King’s College Hospital bosses and trade union reps have resolved a dispute over pensions and maternity pay that could have gone on to affect 150 staff.
The row started after King’s College Hospital NHS Foundation Trust embarked on a £7m tax-saving scheme, by transferring staff to a private subsidiary company, KCH Interventional Facilities Management (KCH IFM).
The Trust set up the company last year following a change in the law by HMRC, and with advice from consultancy firm Pricewater House Cooper.
Transferring procurement staff and technicians to KCH IFM has given the Trust huge breaks in VAT when it buys equipment like X-ray machines and intensive care units.
It would have meant staff who transferred to the private company would lose terms and conditions if, once in the company, they moved role or were promoted. But it has been confirmed by King’s biomedical scientist and Unite executive committee member, Frank Wood, that hospital bosses had agreed to demands.
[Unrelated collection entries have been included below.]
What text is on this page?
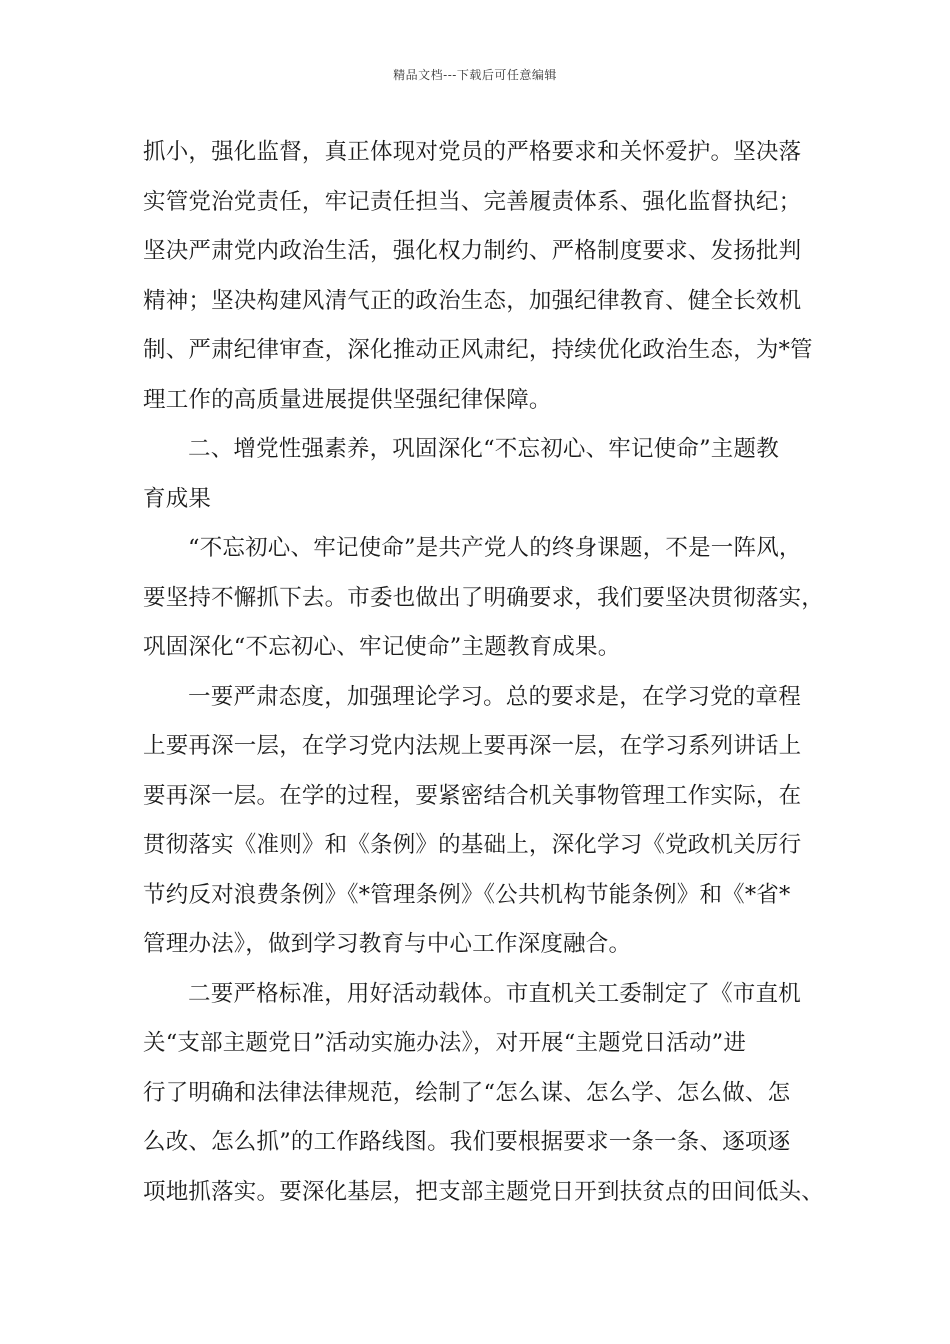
精品文档---下载后可任意编辑
抓小，强化监督，真正体现对党员的严格要求和关怀爱护。坚决落
实管党治党责任，牢记责任担当、完善履责体系、强化监督执纪；
坚决严肃党内政治生活，强化权力制约、严格制度要求、发扬批判
精神；坚决构建风清气正的政治生态，加强纪律教育、健全长效机
制、严肃纪律审查，深化推动正风肃纪，持续优化政治生态，为*管
理工作的高质量进展提供坚强纪律保障。
二、增党性强素养，巩固深化“不忘初心、牢记使命”主题教
育成果
“不忘初心、牢记使命”是共产党人的终身课题，不是一阵风，
要坚持不懈抓下去。市委也做出了明确要求，我们要坚决贯彻落实，
巩固深化“不忘初心、牢记使命”主题教育成果。
一要严肃态度，加强理论学习。总的要求是，在学习党的章程
上要再深一层，在学习党内法规上要再深一层，在学习系列讲话上
要再深一层。在学的过程，要紧密结合机关事物管理工作实际，在
贯彻落实《准则》和《条例》的基础上，深化学习《党政机关厉行
节约反对浪费条例》《*管理条例》《公共机构节能条例》和《*省*
管理办法》，做到学习教育与中心工作深度融合。
二要严格标准，用好活动载体。市直机关工委制定了《市直机
关“支部主题党日”活动实施办法》，对开展“主题党日活动”进
行了明确和法律法律规范，绘制了“怎么谋、怎么学、怎么做、怎
么改、怎么抓”的工作路线图。我们要根据要求一条一条、逐项逐
项地抓落实。要深化基层，把支部主题党日开到扶贫点的田间低头、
Frank told the News: “The Trust responded to the staffs’ concerns and assured that staff who have transferred will be able to stay on the NHS terms and conditions, and retain it even if they get promoted, which is fantastic for them.
“What the Trust is going to do as well is talk to [Unite] and Unison to agree how future transfers would take place and allow a longer time to hear staffs’ concerns.
“I was surprised how smoothly it went. Things don’t tend to happen quickly in government: months and years rather than weeks. I think it was because of the level of concern from staff was so high.
“Some staff were literally saying they wouldn’t be able to progress with their careers at all because they didn’t want to lose aspects of their terms and conditions.”
He added: “It doesn’t change the spurious reason of why they’re doing it,” having previously said it “beggars belief” that a public body would hope to avoid paying tax.
King’s College Hospital NHS Foundation Trust did not wish to comment.